Ilya put out a hand to touch the pup, then hesitated, retracted it, sat on it. “Look at that,” he breathed. “The cub’s drinking, isn’t it?”
“Pup,” said Feo. “Wolf babies are pups.”
“No more flesh on him than a kitchen table,” said Ilya. Feo stared, and he blushed. “That’s what my mother said about me when I was born. Before she died, not afterward. My father said it’d be useful to have a thin child: less to feed.” He moved closer.
Feo wasn’t sure what to say. The boy wasn’t looking at her. He was looking at the pup, who was accidentally tasting snow for the first time. The pup sneezed: tiny, doll-size sneezes.
She said, “I’m Feo, actually. Not Feodora.”
“Feo. Can I touch it, Feo?”
“Him. He’s a boy. It’s really up to Tenderfoot, not me.” But Ilya’s face was so hopeful it hurt her chest to look at him, and she shrugged. “If you make sure she can always see your hands, she won’t bite. They get nervous when they can’t see both your hands.”
He quivered from boots to cap as he stroked the pup. Feo watched him. His eyelashes were so blond they were almost invisible, and they were covered in snow. There was a scar on one eyelid.
“The General wanted us to shoot this?” he asked. “He said wolves were vicious.”
“He’s afraid,” said Feo. “Fear is as dangerous as hatred sometimes. Animals know that.”

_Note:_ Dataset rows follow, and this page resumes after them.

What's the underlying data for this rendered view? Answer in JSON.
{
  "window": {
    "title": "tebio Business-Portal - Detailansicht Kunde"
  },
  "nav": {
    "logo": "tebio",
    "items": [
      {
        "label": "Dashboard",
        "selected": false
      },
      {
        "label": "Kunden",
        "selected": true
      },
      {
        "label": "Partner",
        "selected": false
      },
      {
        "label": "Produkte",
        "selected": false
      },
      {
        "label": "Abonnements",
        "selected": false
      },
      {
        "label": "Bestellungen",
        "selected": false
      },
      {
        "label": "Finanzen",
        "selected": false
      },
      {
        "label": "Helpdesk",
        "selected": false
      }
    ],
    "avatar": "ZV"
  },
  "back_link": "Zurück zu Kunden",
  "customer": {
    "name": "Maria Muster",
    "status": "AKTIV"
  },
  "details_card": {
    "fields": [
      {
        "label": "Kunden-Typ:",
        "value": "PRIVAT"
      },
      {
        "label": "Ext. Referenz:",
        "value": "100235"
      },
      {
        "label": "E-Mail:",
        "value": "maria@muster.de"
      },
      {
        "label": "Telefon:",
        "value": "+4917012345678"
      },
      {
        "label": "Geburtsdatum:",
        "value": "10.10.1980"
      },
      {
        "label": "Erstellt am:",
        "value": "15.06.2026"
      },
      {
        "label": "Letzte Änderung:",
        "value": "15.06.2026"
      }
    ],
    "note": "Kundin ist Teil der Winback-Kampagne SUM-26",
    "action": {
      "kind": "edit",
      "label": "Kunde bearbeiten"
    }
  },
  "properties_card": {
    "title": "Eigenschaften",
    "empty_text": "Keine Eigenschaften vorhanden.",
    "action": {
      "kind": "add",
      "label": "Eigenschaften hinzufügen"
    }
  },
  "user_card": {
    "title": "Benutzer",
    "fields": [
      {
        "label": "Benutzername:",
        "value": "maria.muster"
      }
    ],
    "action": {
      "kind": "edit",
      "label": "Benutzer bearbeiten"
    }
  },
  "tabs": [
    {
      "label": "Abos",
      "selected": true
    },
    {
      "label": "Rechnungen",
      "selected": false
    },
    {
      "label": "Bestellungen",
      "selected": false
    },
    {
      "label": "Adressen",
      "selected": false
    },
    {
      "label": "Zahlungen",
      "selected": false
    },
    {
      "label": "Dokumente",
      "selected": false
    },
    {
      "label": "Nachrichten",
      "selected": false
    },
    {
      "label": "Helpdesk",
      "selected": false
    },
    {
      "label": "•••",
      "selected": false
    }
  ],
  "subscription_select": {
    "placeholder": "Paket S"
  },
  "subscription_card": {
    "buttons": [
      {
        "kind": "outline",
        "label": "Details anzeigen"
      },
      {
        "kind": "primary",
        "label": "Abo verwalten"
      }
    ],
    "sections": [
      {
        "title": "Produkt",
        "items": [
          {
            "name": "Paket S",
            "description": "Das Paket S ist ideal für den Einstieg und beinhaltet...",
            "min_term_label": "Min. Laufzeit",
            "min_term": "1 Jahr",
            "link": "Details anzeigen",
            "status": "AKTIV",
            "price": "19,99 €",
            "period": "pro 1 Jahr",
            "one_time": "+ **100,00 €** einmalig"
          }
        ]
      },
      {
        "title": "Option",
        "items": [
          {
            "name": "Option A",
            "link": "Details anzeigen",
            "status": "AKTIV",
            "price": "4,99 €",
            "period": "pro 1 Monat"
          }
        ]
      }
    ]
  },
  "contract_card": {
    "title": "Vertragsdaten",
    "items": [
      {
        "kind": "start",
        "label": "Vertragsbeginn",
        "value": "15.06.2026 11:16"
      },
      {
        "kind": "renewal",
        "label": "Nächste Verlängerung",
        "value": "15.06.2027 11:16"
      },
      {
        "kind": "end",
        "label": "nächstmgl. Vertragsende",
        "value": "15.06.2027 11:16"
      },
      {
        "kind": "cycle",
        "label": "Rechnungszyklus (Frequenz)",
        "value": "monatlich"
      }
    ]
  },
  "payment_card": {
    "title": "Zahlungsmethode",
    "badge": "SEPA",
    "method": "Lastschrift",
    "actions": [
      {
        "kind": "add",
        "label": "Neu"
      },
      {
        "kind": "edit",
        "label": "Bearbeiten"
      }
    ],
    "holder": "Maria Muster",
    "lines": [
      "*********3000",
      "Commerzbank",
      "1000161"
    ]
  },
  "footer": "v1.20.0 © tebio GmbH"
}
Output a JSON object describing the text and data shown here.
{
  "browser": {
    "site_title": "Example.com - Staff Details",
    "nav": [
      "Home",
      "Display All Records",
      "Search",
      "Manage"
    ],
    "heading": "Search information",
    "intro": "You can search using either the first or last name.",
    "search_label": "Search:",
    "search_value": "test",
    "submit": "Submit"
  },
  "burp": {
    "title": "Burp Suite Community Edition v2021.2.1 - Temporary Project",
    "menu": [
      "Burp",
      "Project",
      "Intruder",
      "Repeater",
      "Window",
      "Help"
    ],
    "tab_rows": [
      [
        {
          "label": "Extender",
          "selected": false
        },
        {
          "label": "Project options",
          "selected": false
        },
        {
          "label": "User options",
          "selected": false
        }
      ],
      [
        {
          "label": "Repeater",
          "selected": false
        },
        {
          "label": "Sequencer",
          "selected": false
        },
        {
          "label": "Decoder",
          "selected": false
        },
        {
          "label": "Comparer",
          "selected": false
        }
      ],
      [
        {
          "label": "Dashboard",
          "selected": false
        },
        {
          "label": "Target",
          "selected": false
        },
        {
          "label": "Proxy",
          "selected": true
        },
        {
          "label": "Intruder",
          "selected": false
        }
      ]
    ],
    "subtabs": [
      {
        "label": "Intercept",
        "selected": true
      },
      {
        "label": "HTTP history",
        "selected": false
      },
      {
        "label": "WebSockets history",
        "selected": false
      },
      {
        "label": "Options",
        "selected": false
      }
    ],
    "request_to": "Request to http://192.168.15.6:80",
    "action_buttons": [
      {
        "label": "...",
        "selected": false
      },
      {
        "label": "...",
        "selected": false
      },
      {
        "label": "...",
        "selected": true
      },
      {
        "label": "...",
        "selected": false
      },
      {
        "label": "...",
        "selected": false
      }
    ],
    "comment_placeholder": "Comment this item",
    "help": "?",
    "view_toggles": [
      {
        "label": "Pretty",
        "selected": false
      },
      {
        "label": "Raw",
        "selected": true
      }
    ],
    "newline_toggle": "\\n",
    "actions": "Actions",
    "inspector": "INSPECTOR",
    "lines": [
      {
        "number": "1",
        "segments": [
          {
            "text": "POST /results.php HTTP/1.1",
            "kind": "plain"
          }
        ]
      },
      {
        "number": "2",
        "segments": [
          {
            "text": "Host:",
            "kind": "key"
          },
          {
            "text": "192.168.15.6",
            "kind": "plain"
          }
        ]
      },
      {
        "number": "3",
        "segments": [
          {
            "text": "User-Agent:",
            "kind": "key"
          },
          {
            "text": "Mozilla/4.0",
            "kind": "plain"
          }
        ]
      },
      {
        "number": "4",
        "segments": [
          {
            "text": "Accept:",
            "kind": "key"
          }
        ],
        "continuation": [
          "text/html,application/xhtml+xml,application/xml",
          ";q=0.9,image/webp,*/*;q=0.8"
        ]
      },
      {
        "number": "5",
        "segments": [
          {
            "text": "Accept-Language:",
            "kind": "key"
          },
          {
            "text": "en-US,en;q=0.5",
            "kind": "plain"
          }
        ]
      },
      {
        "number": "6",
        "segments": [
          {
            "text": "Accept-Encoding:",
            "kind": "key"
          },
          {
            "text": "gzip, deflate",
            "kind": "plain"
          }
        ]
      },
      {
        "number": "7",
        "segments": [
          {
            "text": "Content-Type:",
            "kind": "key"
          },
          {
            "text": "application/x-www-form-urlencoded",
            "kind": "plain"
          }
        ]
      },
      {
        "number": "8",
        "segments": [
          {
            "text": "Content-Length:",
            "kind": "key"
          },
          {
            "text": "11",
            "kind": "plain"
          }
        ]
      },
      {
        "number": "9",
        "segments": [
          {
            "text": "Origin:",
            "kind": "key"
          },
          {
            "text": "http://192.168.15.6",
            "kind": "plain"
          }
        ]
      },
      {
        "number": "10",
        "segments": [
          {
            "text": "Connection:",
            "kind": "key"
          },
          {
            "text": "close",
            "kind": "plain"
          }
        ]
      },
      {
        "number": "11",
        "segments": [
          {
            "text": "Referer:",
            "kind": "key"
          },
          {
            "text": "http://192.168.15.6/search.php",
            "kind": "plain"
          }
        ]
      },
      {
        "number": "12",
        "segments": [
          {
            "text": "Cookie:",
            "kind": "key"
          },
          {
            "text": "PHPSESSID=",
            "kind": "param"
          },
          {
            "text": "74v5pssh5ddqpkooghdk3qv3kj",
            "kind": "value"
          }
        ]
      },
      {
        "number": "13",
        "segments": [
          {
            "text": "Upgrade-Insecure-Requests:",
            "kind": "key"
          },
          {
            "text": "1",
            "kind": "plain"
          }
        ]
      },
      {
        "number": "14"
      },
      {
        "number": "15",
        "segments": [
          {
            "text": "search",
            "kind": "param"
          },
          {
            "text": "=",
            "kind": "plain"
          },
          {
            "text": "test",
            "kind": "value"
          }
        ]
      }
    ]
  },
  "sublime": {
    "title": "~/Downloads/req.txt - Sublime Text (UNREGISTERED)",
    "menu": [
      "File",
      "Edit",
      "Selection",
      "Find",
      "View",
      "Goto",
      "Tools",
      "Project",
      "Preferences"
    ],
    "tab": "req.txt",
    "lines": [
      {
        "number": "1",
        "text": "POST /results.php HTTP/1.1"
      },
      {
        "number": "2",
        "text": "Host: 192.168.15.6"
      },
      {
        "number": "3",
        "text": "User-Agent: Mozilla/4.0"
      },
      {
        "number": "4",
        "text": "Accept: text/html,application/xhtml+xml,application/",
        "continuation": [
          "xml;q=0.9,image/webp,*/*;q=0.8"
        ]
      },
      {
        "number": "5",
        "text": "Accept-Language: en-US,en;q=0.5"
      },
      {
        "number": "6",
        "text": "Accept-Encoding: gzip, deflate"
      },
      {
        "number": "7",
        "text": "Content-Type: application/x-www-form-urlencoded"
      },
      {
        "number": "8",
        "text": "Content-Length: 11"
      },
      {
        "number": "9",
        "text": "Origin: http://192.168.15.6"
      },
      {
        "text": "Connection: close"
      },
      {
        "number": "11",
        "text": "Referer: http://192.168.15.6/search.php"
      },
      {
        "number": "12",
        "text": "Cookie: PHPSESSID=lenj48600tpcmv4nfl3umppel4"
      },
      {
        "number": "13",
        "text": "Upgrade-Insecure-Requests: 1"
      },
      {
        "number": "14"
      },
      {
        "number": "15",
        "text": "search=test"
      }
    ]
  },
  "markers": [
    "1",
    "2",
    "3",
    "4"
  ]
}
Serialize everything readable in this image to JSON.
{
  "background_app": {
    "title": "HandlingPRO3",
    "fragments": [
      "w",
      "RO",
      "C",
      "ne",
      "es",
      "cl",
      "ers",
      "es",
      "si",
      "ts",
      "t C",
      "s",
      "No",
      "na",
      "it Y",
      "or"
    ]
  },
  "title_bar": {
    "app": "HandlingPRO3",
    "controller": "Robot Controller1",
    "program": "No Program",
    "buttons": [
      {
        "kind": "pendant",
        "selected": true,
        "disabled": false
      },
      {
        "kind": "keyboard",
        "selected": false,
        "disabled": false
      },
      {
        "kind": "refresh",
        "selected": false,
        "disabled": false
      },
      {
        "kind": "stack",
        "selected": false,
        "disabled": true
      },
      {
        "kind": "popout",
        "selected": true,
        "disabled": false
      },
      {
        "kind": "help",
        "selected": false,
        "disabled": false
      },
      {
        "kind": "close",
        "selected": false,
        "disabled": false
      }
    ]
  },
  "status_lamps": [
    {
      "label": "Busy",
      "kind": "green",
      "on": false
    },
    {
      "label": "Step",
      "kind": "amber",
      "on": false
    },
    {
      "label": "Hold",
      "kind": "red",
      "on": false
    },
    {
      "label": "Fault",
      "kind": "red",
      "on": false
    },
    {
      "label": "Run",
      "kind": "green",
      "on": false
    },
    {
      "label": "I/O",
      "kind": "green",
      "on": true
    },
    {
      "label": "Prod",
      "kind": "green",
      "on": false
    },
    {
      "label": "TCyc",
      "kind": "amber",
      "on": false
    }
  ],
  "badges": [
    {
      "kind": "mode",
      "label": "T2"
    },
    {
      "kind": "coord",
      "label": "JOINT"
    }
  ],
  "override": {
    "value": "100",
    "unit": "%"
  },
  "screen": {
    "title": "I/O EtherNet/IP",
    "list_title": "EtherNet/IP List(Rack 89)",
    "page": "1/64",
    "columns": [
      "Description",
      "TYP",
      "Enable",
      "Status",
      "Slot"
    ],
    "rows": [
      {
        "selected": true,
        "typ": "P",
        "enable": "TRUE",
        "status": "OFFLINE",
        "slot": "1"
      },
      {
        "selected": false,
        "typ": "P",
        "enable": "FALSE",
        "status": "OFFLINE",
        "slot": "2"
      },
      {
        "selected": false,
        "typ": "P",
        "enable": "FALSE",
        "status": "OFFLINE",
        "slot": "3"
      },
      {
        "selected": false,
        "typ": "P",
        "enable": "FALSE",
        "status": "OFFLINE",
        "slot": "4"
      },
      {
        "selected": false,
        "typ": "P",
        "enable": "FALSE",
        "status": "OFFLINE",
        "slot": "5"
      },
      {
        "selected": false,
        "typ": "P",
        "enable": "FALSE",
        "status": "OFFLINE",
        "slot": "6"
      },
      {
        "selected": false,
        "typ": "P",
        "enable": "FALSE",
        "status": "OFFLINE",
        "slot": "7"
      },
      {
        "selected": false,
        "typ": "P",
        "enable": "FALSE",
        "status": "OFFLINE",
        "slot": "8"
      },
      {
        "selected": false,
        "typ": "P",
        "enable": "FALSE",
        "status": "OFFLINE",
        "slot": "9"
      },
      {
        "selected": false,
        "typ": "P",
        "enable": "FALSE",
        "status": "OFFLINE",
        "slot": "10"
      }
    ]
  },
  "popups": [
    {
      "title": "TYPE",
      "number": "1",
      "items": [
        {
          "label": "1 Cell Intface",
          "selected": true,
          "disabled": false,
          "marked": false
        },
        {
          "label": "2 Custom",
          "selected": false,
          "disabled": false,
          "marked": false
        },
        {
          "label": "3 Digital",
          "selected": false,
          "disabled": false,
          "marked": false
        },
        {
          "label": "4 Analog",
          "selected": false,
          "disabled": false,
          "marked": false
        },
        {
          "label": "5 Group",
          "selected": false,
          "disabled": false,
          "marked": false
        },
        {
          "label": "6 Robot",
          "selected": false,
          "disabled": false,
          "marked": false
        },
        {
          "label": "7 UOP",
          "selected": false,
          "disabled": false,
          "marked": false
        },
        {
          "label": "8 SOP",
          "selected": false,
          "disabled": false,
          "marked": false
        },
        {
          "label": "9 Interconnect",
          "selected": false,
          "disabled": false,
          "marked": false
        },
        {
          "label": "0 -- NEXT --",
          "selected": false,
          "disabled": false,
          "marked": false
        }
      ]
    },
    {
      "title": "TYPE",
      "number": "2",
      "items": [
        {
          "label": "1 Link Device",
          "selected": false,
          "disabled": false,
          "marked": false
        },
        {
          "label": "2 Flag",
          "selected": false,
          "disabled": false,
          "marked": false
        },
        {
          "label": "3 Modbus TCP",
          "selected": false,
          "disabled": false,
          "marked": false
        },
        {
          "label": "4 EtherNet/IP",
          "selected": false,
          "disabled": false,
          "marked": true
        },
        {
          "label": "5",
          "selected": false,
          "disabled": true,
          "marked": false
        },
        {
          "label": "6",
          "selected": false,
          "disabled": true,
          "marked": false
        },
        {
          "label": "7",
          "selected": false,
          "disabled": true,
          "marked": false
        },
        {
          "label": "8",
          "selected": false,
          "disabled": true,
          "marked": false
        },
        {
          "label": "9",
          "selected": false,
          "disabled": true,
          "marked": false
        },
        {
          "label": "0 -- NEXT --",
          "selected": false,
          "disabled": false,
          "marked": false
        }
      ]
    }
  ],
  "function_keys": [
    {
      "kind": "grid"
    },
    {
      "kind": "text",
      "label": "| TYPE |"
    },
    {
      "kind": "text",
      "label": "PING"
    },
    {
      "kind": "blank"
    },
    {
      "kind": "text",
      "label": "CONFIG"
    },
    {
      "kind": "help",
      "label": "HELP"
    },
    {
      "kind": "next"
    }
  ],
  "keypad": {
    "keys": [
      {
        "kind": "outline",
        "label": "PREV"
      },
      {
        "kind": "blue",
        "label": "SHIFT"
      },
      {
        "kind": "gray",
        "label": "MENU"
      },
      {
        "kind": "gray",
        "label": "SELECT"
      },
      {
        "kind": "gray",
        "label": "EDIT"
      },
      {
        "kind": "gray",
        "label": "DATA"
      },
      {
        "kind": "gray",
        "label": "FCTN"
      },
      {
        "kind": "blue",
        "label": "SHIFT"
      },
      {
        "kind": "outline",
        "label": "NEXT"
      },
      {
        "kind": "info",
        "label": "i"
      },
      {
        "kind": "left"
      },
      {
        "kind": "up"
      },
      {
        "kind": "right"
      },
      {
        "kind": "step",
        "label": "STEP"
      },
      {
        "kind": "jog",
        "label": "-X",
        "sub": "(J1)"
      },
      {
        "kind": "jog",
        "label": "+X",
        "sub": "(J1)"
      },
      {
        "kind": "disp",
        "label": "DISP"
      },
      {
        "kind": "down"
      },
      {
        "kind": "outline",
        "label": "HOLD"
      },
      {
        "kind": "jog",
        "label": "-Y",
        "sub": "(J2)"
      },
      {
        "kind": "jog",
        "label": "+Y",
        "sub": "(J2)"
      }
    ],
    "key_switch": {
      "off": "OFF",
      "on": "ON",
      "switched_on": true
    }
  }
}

“But look at his claws!” said Ilya. Feo looked: They were short and thin as fingernail clippings. Ilya touched the pup’s paws with the tip of his little finger. “You couldn’t shoot a wolf pup,” he said. “It’s only just begun.”
They sat, wolves and children jumbled together, for hours. They didn’t speak much: They just watched the pup staggering between his mother’s nipples, and clambering over the mountain of her side, and sliding off into the snow.
It was dusk when Feo roused her pack. Tenderfoot lifted her pup in her mouth and looked to the girl for directions.